Il funerale si svolse nella gremita «chiesa di Scandicci», cioè Santa Maria a Greve: «Dopo le preghiere», narrano le cronache, «accompagnate dalla musica si prese la via del cimitero, dove si arrivò tra il freddo intenso dopo le sette». Morelli venne salutato dall’elogio funebre di Tommaso Salvini e Gattesco Gatteschi e seppellito nel cimitero scandiccese di Sant’Antonio, nel settore ove riposa anche la seconda moglie dell’attore, la romana Amalia Nani-Cremonesi (deceduta nel 1908).
Il suo sobrio monumento funebre, con capitelli neorinascimentali ( di gusto rovezzanesco), inaugurato nel 1894, è opera di Mario Salvini, figlio del già citato Tommaso e futuro docente dell’Istituto d’Arte di Firenze, mentre l’epigrafe la compose Luigi Suñer, al quale si deve anche il testo della lapide posta sulla facciata di Casa Morelli, lapide commissionata dal Saccenti nel 1909.
La tradizione artistica del Morelli verrà colta dalla nipote, la famosa Rina, compagna sulle scene e nella vita di Paolo Stoppa, nel cui curriculum leggiamo che ella venne selezionata per doppiare una delle fate nell’edizione italiana de La bella addormentata nel bosco di Walt Disney.

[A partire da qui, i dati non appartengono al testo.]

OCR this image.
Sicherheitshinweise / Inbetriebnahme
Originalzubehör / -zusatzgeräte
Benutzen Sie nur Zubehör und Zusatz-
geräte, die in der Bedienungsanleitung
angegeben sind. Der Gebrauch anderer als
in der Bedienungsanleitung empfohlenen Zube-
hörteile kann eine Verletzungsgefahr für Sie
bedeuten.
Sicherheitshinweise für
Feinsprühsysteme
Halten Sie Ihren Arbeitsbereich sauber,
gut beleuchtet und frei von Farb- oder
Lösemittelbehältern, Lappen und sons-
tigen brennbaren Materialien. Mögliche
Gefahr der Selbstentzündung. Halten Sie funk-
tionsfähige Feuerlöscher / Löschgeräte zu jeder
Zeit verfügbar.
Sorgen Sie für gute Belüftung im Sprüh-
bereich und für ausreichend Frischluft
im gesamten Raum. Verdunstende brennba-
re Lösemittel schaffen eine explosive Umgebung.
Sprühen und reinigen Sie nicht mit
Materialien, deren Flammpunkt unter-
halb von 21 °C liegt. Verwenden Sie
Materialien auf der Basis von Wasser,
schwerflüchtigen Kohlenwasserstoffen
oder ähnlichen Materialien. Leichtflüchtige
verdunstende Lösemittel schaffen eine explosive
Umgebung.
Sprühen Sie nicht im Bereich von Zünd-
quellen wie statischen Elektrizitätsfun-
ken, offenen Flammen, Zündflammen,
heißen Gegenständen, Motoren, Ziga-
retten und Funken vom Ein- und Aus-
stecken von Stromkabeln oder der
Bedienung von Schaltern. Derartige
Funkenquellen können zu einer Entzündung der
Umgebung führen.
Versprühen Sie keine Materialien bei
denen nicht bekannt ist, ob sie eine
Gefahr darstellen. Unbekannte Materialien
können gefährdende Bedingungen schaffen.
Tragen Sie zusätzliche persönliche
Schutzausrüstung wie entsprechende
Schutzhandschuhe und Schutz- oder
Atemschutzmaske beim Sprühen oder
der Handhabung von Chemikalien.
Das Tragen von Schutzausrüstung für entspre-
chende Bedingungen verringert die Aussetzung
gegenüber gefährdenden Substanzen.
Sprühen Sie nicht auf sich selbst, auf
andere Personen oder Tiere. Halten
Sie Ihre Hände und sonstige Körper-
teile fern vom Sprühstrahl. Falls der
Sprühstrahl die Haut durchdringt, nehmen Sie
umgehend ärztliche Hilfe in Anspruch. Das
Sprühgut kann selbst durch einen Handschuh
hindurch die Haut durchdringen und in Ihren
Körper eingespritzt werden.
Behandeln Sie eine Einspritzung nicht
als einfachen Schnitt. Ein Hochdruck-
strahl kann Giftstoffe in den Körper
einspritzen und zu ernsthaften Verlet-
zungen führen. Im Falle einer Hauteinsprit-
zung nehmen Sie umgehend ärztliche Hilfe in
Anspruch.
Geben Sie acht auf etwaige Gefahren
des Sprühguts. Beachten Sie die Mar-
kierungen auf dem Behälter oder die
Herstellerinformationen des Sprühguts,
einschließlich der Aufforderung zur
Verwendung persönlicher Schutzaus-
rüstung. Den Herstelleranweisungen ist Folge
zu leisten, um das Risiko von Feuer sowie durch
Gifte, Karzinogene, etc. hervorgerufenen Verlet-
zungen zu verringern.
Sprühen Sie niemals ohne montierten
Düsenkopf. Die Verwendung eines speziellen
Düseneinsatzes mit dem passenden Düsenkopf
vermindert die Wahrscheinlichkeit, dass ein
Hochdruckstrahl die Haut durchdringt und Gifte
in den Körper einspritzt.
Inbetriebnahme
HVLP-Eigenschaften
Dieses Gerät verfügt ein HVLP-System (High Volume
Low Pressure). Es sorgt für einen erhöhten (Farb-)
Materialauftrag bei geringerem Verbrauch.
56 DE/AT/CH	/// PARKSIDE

Leonardo Colicigno Tarquini
Bibliografia consultata
«Vita Moderna, Giornale d’Arte, Scienza e Letteratura», 2 ( Dicembre 1893), pp. 1-4, in part. 1-2;
«Rivista teatrale italiana d’arte lirica e drammatica», 7 (1908), voll. 12-14, pp. 1- 432; in part. 114-115;
T. Megale, Alamanno Morelli, voce in Dizionario Biografico degli Italiani, vol. 76 (2012);
M. Bagni, 150 anni di cinema e teatro a Scandicci- Accademia Filodrammatica Alessandro Manzoni, Scandicci, Centrolibro, 2019.